In a new publication in the Royal Society Open Science, researchers revealed their recent discovery of the Zuul crurivastator. The specimen, a new genus of the Ankylosaurus species, was discovered in the Judith River Formation of northern Montana.
As the team pointed out, this is the most intact ankylosaurus specimen found in North America to date. Bearing a Ghostbusters-inspired name, the newly discovered dinosaur bears a striking resemblance to the demonic demigod of the same name featured in the movie.
“Crurivastator” or the latter part of its name translates to “destroyer of shins”. Contradictory to its ominous title, this dinosaur was not a predatory animal. Instead, it appears to have been a peaceful vegetarian. One that reserved its clubbed tail only for predators.
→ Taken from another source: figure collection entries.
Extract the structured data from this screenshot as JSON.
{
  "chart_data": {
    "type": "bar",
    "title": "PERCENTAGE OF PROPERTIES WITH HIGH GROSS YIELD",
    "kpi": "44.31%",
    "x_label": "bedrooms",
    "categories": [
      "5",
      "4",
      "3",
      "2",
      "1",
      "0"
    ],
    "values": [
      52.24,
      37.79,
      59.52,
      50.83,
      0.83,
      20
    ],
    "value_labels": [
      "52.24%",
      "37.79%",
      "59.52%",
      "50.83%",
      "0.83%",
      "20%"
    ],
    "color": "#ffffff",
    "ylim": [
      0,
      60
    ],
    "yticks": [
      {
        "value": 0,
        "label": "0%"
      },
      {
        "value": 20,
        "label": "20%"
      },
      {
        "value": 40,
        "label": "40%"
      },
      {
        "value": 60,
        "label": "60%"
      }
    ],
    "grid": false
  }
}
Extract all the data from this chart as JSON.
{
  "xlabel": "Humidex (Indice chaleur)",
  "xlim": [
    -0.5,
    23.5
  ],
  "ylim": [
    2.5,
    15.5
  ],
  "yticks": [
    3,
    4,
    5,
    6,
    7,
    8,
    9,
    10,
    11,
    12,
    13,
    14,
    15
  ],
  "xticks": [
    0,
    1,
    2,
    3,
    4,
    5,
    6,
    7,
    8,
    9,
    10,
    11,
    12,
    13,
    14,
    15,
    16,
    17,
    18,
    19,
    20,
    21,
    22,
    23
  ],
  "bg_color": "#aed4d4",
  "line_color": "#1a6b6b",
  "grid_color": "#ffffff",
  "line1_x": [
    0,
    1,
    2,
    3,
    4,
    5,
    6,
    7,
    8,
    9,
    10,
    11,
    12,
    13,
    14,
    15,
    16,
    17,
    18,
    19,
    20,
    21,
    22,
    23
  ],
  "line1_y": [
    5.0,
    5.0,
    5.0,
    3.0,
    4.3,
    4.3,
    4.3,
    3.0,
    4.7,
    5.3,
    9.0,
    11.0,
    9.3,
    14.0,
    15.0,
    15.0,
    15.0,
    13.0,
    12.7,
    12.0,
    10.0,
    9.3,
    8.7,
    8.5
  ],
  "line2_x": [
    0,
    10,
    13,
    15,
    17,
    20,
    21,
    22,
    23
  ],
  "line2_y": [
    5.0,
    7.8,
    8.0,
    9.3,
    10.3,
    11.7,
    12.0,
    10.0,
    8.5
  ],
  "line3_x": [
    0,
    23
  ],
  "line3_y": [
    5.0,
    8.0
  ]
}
The species most likely roamed North America, particularly the Judith River Formation area. It did so during the late Cretaceous period, about 75 million years ago.
Zuul Is Quite An Extraordinary Discovery
Typical finds from the Judith River Formation consists of teeth and bone fragments. The discovery of a partially mummified specimen with preserved soft tissue is considered exceptionally rare. Researchers also refer to this new specimen as ROM 75860 and regard it as one of the best finds from this region to date.
It could very well be the most complete ankylosaur skeleton found in North America, ever. With a complete skull, tail club, and viable soft tissue, it could prove to be of great help. Thanks to Zuul, scientists may better identify other ankylosaurines in future digs.
“ROM 75860 represents a new ankylosaurine genus and species, Z. crurivastator from the Judith River Formation.”
The completeness of the Zuul crurivastator makes it a pretty important as it could also help researchers better understand the evolution of the ankylosaur in the late Cretaceous period. It could also potentially indicate the richness in biodiversity of the Judith River Formation of northern Montana. In its turn, this may also place the region on the map for future potentially abundant finds.